Vivimos en un piso cuatro, lo que siempre me pareció más que adecuado, no me gustan los pisos altos, pero no sé como se las arregla Mimí para salir con esas alturas. Tengo mi rutina establecida,  por las mañanas salgo a caminar por la cuadra una media hora, regreso a bañarme y desayunar para dedicarme a la lectura. Alrededor de las cuatro ya estoy camino al trabajo, ataviado con camisa blanca y pantalón negro, me dedico a servir mesas y hacer sugerencias hasta la media noche. Luego regreso a casa a descansar hasta la siguiente jornada.
Hace dos años la mañana de navidad todo parecía en calma, regresé a mi habitación cerca de la once de la mañana,  había salido contra mi voluntad a comprar un libro, el día anterior  le comuniqué a mi familia, que no podría ir en Nochebuena; sorteamos a quien le tocaría el turno  de la tarde en el trabajo y  salí ganador, no se para qué me molesté en participar en el sorteo, mi suerte siempre ha sido contraria a mis deseos. Mi madre me recomendó que me comprara algo de su parte y eso había salido a hacer. Me senté en la silla del cuarto y comencé a hojear la antología del poeta Eugenio Montejo, en perfecta combinación con el azul limpio del cielo,  el aire impregnado de vapor de hojas de plátano y carnes asadas que viajaban desde las cocinas hasta  mi habitación. De vez en cuando una tempranera detonación de un fuego artificial rompía con la letra de algún aguinaldo lejano. Todo estaba en preparación, el tiempo parecía deliciosamente adormecido.
Tenía la casa para mí solo, libre de ruidos e interrupciones molestas.  Cerca del almuerzo pasé por la cocina con la intención de prepararme un sanduche, me quedaban un par de horas libres antes de comenzar  mi turno los cuales pensaba aprovechar al máximo. De camino a mi habitación  un intenso olor a quemado me inundo el olfato, “A Alguien se le quemó el pernil” pensé sin malicia, y aun así  di una ronda por el apartamento desierto, como si alguien ajeno a mí pudiera haber dejado encendido algo. Pasé cerca del balcón donde  Miriam veía televisión, por la puerta de los cuartos ahora vacíos, volví hasta la cocina, me incliné en el horno aún sabiendo que no lo había encendido, y fue en ese preciso instante al ponerme de pie que mis ojos divisaron una columna de humo negro, dispersándose mientras ascendía. Venía de los pisos de abajo no había duda, tomé las llaves y sin detenerme a razonar que era lo que se hacía primero  en estos casos, podía haber llamado a los bomberos, por ejemplo y  bajé las escaleras. 
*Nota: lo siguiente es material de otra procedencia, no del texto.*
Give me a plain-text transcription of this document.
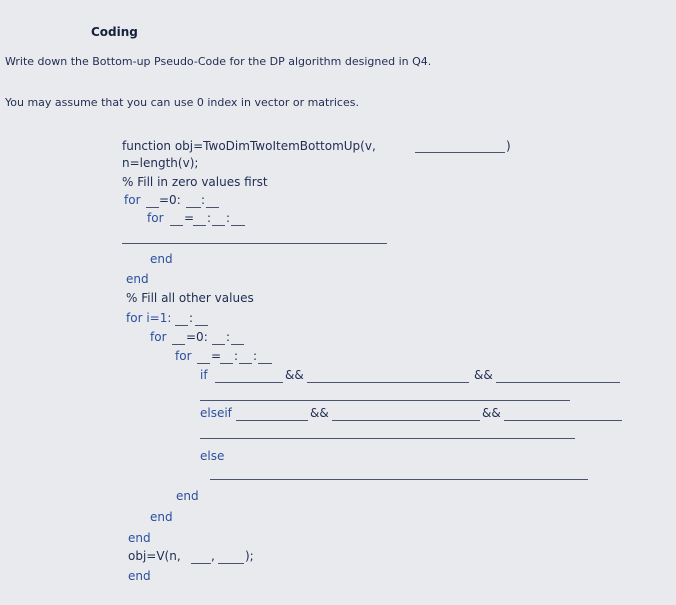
Coding
Write down the Bottom-up Pseudo-Code for the DP algorithm designed in Q4.
You may assume that you can use 0 index in vector or matrices.
function obj=TwoDimTwoItemBottomUp(v,	)
n=length(v);
% Fill in zero values first
for =0: :
for = : :
end
end
% Fill all other values
for i=1: :
for =0: :
for = : :
if	&&	&&
elseif	&&	&&
else
end
end
end
obj=V(n,	,	);
end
_¿Qué ocurre?, ¿Llamaron a los bomberos?_ pregunté como si no fuera obvio, acercándome a la entrada, después de abrirme paso entre las vecinas que contemplaban la puerta. Con solo poner la mano sentía el calor intenso y el crepitar de las llamas devorando ya la madera por dentro.
Llegaron varias personas más uniéndose a la contemplación de la puerta, una bella muchacha con la cabeza llena de rizos, y unas sandalias anaranjadas me sonrió desde lejos. En alguna ocasión habíamos compartido el ascensor.
En eso, cuando ya estábamos listos para bajar, y yo pensando como iba a hacer para disimular lo mucho que me cuesta salvar cada escalón, llegó de la nada una de las dueñas del apartamento.
_Rosa, se quema tu casa_ anunció la vecina_ ¿Dejaste algo encendido? ¿El horno? ¿La plancha?._ la interrogaba sin tregua.
Rosa se llevó la mano a la boca, y todos los presentes pudimos sentir ese salto en el estómago cuando la realidad te supera, cuando lo único que quieres es que el tiempo vuelva  hacia atrás y enmendar lo que está errado. Antes de que dijera una sola palabra se dibujó en sus  manos temblorosas y en su rostro la respuesta:
 _ Dejé una vela encendida en el árbol de Navidad_ y lo siguiente fue un grito de terror_ ¿Y Pusy?¿Alguien lo ha visto? Alguien ha visto a mi gato? Es una gata rayada con gris_ ya no pudo decir más y comenzó a llorar descontroladamente.
Tardé menos de un segundo en comprender que Pusy no era otra que la misma Mimí, que vivía sin remordimientos una doble vida. Sin pensar mucho entré en el apartamento del frente y por la ventana pegada a la cocina, llamé a la gata hasta el cansancio, un maullido débil, apagado por las voces, los llantos y los gritos se dejó escuchar al reconocer mi voz. Ahora todos en el descanso del ascensor buscaban la manera de sacar a la gata de ahí.
_Yo puedo entrar por la ventana_ dije y recibí todas las miradas a la vez. No tardaron mucho en deliberar, no había nadie más indicado que yo. Rosa me agradeció repetidamente como en un trance, el fuego seguía su curso, hasta dónde sabíamos por la cantidad de humo el incendio estaba todavía en la sala, parecía imposible calcular como y en cuánto tiempo podía extenderse.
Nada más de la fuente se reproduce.